After a little more than two years of loyal service, the LGA 1150 passes control to LGA 1151. Visually nothing really changes, the alignment keys are slightly offset to prevent the insertion of an incompatible processor, and the system fixing remains unchanged from the LGA 1156/1155/1150. If the passage of the LGA 1155 LGA 1150 was among other reasons by the integration of the voltage regulator in the CPU … Intel LGA 1151 will revert to an external controller! To recall, on the Haswell motherboard provides the processor 2 voltages via the socket against 6 previously: VDDQ which is directly re-used for feeding the DDR3 VCCIN and which passes through an integrated voltage regulator to be converted into 5 distinct voltages. Intel put forward at the time a simplification of the design of platforms and control by its power processor.

We are witnessing on LGA 1151 in a backward since in addition to VDDQ the motherboard must provide 3 additional voltages via a voltage regulator that is externally again: VCORE for x86 cores and cache LLC, which is derived VRing for the interconnection ring bus, VGT for iGPU and VSA for System Agent (memory controller, DMI, PCI-E). We tried to learn from Intel’s reasons for turning back, which we explained that this choice was made to offer more possibilities in terms of heat dissipation on mobile devices which is quite vague. Is is simply out of the CPU and its packaging losses from voltage regulation, even if it is only a few tenths of watts? A motherboard manufacturer has also indicated that we IVR was not good for the CA and an external regulator was needed in the case of iGPU GT4e. Again this is quite vague and we hope to learn more at IDF, it is certain that this change de facto prevents any compatibility with the previous platform, although Intel has shown us in the past not to have need that kind of excuse. Intel skylake performance review

But the LGA 1151 also brings a lot of new chipset with the side Z170 Express inaugurates a new generation of chipsets. First point, the link with the CPU goes to the DMI DMI 3.0 instead of 2.0 introduced in 2011. The rates are doubled to 4 GB / s in each direction, a necessity given the cumulative rates of interfaces available within the property that chipset we only use them rarely simultaneously. If the number of SATA 6Gbps remains limited to 6 against Intel increases the number of USB 3.0 ports from 6 to 10! Caution in both cases, Intel has reduced the controllers of the old standards. The SATA controller is no longer supports IDE and AHCI works only while the USB 3.0 controller does not work in EHCI but xHCI. Knowing that the Windows 7 installer does not support xHCI, it is not possible to install Windows 7 from a USB stick unless integrating xHCI drivers within the ISO beforehand (as explained here by example .

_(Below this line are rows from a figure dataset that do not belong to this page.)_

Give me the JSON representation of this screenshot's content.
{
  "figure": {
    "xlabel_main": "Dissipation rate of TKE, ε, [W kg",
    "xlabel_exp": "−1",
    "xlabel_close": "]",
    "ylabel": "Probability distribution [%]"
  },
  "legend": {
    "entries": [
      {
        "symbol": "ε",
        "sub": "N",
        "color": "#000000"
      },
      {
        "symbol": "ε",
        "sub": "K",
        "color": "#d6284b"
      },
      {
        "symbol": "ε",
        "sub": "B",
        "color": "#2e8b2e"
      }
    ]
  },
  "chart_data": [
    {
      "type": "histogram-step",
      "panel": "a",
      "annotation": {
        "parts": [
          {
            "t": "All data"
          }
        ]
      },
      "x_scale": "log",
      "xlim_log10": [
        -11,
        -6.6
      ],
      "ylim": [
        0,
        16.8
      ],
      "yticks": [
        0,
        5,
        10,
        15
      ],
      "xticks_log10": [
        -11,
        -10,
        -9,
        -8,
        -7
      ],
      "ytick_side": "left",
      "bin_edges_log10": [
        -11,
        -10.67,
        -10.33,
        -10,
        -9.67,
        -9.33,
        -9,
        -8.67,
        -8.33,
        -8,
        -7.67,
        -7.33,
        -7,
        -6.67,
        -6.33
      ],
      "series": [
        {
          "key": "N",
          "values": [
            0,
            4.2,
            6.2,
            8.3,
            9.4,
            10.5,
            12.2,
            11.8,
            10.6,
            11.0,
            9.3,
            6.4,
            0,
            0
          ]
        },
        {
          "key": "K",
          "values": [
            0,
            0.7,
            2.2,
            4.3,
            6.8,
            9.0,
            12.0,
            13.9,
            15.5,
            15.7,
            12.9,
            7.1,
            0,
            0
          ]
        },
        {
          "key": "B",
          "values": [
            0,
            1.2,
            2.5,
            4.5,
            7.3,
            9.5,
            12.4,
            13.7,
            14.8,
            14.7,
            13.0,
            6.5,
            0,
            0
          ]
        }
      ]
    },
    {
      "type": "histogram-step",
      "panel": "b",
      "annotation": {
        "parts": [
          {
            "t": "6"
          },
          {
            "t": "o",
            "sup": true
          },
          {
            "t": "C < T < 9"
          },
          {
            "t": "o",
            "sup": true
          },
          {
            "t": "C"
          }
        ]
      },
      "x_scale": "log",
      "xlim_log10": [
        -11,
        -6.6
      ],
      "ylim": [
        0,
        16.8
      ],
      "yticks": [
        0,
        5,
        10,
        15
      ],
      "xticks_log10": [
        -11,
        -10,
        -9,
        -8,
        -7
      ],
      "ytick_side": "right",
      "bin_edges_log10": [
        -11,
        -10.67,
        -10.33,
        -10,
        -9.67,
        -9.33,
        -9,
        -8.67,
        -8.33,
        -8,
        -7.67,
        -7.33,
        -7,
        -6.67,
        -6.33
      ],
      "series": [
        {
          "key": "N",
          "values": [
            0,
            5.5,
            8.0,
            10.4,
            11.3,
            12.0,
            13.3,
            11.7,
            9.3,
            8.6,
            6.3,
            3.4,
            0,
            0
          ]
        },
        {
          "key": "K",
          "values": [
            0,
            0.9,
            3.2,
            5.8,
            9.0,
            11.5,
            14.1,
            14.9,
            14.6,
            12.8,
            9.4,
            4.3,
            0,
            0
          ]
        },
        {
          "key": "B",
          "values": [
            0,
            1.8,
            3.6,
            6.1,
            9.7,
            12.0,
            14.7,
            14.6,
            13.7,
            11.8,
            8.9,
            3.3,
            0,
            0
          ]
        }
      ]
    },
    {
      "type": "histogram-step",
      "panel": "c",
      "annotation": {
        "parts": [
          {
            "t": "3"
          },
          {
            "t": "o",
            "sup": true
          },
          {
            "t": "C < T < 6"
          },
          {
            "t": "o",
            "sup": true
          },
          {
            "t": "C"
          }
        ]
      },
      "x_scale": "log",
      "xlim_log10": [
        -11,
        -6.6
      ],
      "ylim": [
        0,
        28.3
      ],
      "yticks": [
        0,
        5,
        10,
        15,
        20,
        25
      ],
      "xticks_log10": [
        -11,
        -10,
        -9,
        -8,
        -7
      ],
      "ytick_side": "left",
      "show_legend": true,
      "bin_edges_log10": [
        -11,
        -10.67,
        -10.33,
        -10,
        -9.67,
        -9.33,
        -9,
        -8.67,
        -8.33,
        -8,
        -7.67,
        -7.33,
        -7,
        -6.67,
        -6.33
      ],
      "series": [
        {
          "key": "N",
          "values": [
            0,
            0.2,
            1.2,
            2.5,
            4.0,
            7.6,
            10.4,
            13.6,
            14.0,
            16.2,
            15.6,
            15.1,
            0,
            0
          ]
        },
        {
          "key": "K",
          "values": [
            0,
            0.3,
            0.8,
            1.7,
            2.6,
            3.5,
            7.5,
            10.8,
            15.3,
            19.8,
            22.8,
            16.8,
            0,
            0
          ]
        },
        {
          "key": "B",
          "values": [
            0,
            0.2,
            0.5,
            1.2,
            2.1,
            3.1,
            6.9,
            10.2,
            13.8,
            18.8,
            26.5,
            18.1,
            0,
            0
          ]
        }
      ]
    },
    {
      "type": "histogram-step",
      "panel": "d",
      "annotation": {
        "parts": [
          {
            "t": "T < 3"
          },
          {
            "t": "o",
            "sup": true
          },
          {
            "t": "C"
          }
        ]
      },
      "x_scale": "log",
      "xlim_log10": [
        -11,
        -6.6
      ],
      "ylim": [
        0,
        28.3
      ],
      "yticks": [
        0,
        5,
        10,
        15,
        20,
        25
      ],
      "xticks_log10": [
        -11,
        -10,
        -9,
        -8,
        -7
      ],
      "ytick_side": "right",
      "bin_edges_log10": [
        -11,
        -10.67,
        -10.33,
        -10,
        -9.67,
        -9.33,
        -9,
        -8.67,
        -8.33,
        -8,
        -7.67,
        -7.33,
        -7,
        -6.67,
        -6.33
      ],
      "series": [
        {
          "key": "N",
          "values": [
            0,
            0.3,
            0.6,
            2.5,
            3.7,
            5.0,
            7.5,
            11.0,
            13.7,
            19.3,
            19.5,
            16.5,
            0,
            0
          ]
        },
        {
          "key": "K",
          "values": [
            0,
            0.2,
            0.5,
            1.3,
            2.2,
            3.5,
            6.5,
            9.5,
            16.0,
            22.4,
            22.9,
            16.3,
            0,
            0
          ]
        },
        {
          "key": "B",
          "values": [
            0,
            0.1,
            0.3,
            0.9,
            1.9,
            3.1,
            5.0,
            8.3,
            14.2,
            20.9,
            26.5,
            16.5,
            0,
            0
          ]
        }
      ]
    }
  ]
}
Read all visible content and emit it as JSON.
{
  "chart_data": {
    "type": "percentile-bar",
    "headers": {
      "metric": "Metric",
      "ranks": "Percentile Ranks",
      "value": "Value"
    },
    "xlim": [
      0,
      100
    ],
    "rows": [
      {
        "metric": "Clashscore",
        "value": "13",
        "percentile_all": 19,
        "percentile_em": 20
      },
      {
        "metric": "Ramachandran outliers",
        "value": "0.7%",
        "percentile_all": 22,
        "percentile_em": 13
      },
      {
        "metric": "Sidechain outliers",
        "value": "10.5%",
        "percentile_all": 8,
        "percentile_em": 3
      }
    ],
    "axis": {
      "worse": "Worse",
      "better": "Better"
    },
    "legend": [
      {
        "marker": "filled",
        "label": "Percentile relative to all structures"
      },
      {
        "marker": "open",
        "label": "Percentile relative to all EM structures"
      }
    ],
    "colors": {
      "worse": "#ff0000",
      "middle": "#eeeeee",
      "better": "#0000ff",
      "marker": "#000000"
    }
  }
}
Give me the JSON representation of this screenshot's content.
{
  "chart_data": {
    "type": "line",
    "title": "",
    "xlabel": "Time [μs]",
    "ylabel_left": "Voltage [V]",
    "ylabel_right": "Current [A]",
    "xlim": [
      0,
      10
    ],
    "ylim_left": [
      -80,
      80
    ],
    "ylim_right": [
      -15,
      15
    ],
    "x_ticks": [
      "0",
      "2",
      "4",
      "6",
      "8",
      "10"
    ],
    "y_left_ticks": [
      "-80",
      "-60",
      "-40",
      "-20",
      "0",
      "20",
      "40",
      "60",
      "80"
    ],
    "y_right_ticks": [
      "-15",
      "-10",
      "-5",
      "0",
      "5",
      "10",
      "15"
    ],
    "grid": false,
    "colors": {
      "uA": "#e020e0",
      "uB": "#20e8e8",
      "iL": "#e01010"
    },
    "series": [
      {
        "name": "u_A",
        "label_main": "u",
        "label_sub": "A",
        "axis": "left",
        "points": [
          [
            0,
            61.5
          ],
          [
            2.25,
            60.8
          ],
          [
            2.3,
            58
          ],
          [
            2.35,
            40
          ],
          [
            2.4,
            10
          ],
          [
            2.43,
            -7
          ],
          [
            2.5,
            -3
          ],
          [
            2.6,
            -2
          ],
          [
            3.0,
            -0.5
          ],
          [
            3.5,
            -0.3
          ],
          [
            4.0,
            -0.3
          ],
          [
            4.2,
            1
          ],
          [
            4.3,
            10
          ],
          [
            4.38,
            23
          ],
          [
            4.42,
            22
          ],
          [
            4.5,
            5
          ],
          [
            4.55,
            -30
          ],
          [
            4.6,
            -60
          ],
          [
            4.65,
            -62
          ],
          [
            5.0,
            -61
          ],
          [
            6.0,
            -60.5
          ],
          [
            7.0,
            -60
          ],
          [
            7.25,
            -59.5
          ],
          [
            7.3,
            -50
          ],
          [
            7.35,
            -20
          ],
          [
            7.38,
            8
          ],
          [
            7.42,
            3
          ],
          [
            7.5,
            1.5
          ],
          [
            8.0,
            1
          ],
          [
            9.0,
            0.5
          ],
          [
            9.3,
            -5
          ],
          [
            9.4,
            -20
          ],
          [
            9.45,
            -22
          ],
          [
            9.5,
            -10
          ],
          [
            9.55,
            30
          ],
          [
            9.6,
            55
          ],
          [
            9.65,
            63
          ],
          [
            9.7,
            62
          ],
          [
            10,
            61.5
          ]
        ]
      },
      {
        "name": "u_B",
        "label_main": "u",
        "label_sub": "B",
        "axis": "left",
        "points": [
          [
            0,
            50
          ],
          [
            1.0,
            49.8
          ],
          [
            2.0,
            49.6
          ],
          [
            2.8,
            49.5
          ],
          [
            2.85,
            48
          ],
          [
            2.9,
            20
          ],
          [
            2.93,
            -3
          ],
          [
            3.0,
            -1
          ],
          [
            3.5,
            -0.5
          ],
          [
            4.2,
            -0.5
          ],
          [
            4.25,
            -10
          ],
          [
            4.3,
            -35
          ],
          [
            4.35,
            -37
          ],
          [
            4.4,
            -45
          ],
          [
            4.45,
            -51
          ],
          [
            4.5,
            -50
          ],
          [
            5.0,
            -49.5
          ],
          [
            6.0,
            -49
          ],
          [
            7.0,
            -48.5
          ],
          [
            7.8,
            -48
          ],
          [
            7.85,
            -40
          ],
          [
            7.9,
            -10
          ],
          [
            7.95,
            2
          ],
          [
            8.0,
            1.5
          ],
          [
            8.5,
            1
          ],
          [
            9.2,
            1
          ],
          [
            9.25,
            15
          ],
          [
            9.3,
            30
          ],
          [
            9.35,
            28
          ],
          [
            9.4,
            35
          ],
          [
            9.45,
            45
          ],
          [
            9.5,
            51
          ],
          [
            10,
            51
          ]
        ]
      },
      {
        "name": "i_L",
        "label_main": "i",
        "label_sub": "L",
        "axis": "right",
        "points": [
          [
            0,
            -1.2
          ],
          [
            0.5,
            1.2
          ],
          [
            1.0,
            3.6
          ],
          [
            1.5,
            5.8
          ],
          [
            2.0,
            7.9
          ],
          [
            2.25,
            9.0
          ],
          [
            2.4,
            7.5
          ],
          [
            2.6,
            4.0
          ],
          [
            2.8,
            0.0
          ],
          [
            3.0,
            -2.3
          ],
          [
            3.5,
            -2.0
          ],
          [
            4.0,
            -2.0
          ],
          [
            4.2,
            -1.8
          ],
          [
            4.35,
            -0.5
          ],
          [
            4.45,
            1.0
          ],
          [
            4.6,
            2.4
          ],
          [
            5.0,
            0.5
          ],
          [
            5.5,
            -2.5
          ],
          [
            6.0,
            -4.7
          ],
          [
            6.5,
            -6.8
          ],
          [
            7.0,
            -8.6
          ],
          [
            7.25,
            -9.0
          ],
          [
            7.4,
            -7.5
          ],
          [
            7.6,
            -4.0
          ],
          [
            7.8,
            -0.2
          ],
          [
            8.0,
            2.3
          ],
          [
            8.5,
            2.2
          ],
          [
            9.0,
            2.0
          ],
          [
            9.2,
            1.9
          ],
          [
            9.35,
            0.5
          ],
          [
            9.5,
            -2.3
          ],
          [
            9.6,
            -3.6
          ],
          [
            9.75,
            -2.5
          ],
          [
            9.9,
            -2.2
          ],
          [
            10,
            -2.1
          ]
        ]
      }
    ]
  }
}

). Finally, no fewer than 20 lines PCIe Gen3 that can be managed by the Z170, against 8 PCIe Gen lines 2. These lines can be used for embedded chips to the motherboard, for PCIe and SATA interfaces Express x2 or x4 or x2 M.2 for SSDs. Of course even if the DMI bus has been expanded, it is insufficient for any use simultaneously since this link is equivalent to the rate of 4 lines PCIe Gen3! Intel skylake performance review

In all cases the motherboard manufacturers can not integrate all these possibilities at the same time as Intel continues to keep the concept of I / O Port Flexibility introduced with the Z87. The combined number of PCIe lines, USB 3.0 and SATA ports can well exceed 26 (against 18 of Z87) and as needed a line may be used for either of these interfaces. These developments Z170 Express is a good thing, although ideally we would have liked in parallel the number of lines PCIe Gen3 managed by an LGA 1151 CPU increases slightly, for example by passing 16 to 20 which would allow the management a harbor M.2 x4 without monopolizing the DMI link to the chipset.